DECLARE @allUsers XML=
'<?xml version="1.0"?>
<?mso-application progid="Excel.Sheet"?>
<Workbook xmlns="urn:schemas-microsoft-com:office:spreadsheet"
xmlns:o="urn:schemas-microsoft-com:office:office"
xmlns:x="urn:schemas-microsoft-com:office:excel"
xmlns:ss="urn:schemas-microsoft-com:office:spreadsheet"
xmlns:html="http://www.w3.org/TR/REC-html40">
<Worksheet>
<Table>
<Row ss:AutoFitHeight="0" ss:Height="30">
<Cell ss:StyleID="s22"/>
<Cell ss:StyleID="s24"><Data ss:Type="String">Jane Doe</Data></Cell>
<Cell ss:StyleID="s24"><Data ss:Type="String">JaneDoe</Data></Cell>
<Cell ss:StyleID="s24"><Data ss:Type="String">XYZ</Data></Cell>
<Cell ss:StyleID="s24"><Data ss:Type="String">(555) 555-5555</Data></Cell>
<Cell ss:StyleID="s22"/>
</Row>
</Table>
</Worksheet>
</Workbook>';
;WITH XMLNAMESPACES ('urn:schemas-microsoft-com:office:spreadsheet' as ss
,DEFAULT 'urn:schemas-microsoft-com:office:spreadsheet')

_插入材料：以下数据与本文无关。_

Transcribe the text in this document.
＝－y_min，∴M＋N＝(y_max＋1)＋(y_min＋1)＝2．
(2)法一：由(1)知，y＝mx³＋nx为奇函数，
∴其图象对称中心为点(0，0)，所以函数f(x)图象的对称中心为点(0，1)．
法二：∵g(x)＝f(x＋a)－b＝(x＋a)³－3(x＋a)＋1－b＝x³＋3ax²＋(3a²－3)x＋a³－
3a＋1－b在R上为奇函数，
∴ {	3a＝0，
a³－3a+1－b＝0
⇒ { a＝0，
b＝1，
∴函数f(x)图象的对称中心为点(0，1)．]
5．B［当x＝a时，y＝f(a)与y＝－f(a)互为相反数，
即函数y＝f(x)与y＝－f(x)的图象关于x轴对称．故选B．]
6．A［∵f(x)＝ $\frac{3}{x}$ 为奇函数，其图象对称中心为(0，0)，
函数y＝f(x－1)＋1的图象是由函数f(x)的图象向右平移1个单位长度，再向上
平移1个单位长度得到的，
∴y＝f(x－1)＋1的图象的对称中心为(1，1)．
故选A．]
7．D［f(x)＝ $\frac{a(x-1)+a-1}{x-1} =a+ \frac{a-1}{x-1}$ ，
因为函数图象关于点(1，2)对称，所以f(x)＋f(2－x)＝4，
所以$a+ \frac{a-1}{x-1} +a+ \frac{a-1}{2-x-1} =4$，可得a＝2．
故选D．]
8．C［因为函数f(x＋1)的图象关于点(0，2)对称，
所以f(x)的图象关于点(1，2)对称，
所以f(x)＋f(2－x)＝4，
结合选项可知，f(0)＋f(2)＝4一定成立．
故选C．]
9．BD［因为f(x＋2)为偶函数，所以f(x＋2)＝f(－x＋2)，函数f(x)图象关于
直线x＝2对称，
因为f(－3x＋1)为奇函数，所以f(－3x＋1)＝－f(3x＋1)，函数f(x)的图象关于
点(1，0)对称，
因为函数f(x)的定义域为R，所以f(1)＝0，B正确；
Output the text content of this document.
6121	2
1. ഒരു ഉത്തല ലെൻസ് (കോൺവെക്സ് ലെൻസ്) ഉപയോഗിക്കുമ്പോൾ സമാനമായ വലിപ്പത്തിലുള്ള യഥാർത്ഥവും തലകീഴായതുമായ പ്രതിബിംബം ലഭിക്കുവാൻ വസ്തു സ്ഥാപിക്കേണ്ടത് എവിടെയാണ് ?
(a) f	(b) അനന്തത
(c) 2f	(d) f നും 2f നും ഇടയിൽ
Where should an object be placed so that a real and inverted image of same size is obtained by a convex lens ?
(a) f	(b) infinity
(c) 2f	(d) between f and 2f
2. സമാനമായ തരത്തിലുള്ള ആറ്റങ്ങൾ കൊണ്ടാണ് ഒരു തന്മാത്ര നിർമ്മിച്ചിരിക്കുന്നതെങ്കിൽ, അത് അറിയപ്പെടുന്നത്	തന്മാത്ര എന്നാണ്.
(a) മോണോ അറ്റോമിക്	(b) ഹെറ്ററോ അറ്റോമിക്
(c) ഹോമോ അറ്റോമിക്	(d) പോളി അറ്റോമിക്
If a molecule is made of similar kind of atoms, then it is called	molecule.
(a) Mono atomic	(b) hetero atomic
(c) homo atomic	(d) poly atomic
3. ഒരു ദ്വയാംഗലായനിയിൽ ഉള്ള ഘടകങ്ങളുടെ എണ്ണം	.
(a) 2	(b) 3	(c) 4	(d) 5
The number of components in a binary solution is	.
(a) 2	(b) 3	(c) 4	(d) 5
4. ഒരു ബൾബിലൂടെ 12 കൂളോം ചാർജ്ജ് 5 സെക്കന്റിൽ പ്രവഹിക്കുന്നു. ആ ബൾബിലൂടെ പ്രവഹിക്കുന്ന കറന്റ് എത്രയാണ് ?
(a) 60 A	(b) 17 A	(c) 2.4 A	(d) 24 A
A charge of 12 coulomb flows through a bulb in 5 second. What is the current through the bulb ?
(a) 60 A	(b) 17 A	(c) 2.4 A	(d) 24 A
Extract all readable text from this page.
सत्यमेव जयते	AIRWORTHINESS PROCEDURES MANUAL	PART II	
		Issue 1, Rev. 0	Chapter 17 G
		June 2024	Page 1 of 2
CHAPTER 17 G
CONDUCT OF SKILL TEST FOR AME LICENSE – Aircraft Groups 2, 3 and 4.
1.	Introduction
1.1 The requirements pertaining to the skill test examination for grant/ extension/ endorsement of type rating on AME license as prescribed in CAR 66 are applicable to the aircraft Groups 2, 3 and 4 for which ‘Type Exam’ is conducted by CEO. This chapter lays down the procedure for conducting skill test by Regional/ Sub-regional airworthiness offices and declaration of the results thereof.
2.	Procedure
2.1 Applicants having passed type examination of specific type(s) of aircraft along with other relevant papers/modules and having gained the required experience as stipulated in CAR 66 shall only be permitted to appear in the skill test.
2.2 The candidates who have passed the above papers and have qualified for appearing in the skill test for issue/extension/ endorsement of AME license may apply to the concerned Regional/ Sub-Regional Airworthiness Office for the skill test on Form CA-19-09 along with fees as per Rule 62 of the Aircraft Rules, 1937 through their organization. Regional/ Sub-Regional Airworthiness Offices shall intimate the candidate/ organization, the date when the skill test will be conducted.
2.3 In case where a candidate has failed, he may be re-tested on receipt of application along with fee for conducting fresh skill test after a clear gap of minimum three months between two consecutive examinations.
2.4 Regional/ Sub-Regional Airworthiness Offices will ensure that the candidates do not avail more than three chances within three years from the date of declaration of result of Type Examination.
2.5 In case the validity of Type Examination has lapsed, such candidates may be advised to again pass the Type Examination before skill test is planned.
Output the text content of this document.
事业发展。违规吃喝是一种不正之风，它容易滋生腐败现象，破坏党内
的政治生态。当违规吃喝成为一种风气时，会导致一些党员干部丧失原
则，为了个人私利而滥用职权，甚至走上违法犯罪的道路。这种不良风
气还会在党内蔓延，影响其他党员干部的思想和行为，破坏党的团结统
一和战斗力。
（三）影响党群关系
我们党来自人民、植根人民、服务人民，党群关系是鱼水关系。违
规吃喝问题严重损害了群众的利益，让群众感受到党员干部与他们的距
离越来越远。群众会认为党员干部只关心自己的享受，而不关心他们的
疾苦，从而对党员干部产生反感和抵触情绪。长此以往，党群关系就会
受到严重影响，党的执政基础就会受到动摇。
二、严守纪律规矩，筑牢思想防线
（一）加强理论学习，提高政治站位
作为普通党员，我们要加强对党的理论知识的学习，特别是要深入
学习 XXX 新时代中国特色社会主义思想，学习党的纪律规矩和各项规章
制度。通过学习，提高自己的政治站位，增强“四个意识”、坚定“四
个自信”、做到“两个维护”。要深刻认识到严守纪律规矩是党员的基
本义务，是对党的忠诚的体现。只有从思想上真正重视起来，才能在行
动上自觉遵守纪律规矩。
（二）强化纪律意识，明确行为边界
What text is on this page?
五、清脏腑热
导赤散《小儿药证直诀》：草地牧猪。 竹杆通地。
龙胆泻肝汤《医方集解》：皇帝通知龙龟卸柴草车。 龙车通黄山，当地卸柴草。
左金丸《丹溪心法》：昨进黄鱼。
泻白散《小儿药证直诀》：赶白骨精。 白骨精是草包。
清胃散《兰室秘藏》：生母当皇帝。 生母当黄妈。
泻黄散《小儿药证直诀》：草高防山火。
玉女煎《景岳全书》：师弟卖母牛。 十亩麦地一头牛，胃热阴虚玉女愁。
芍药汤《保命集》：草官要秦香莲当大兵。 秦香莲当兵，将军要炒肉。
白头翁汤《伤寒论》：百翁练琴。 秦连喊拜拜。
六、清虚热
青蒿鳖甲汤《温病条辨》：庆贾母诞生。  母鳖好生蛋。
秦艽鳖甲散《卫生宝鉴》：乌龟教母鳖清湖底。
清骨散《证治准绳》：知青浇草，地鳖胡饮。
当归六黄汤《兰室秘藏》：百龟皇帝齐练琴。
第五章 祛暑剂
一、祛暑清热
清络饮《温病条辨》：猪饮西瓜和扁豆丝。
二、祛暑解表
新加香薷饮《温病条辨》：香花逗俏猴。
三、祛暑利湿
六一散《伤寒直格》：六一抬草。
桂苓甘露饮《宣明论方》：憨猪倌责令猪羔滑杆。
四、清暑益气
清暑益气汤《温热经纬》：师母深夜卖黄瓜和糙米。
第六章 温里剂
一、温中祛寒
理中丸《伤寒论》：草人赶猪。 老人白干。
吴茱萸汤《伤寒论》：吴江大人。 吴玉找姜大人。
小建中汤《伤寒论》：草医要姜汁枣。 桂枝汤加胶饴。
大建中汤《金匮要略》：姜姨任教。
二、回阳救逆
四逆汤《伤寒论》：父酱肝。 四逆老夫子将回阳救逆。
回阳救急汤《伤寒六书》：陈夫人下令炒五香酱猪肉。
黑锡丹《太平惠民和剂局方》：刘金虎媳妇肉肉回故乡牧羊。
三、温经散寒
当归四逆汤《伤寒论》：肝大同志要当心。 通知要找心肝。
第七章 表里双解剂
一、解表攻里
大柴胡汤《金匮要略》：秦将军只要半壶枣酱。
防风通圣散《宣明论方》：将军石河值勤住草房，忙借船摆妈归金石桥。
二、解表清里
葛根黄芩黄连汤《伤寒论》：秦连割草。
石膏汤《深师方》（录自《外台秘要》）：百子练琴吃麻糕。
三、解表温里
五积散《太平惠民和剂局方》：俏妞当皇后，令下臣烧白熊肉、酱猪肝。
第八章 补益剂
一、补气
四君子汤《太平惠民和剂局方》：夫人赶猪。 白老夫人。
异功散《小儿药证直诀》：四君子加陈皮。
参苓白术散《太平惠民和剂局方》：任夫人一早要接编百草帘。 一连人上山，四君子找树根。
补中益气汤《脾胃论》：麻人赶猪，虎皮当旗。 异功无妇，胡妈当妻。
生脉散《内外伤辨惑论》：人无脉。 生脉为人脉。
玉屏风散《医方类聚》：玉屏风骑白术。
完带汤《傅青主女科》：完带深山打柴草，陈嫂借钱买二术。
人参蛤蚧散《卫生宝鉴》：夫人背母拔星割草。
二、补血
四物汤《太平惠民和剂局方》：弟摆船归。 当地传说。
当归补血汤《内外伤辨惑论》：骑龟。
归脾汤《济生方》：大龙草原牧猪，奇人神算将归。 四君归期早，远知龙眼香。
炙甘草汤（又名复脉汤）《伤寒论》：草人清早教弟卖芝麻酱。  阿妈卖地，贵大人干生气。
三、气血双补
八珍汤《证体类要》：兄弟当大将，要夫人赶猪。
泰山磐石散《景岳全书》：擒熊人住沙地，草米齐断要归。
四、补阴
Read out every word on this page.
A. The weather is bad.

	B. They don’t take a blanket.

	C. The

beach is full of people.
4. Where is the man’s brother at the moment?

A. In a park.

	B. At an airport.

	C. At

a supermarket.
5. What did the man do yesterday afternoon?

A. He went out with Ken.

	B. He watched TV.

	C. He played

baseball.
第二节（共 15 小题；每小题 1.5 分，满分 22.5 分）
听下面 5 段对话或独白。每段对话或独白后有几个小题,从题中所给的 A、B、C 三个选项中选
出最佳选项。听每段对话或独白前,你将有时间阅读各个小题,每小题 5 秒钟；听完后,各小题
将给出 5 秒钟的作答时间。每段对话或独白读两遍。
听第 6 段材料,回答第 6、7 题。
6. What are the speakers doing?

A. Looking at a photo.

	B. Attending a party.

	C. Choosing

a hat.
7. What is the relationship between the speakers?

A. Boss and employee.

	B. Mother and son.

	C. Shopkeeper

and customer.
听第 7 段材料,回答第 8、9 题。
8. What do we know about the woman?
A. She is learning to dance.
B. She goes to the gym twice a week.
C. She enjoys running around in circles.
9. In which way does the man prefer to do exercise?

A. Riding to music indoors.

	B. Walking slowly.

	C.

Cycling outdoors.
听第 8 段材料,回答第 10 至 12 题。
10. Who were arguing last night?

SELECT T.X.value('Cell[1]/Data[1]','varchar(max)') AS DontKnow1
,T.X.value('Cell[2]/Data[1]','varchar(max)') AS Name
,T.X.value('Cell[3]/Data[1]','varchar(max)') AS UserName
,T.X.value('Cell[4]/Data[1]','varchar(max)') AS DontKnow2
,T.X.value('Cell[5]/Data[1]','varchar(max)') AS Telephone
,T.X.value('Cell[6]/Data[1]','varchar(max)') AS DontKnow3
FROM @allUsers.nodes('/Workbook/Worksheet/Table/Row') as T(X)
这篇关于将具有相同标记的 XML 值分成不同的行 SQL Server的文章就介绍到这了,希望我们推荐的答案对大家有所帮助,也希望大家多多支持编程学习网!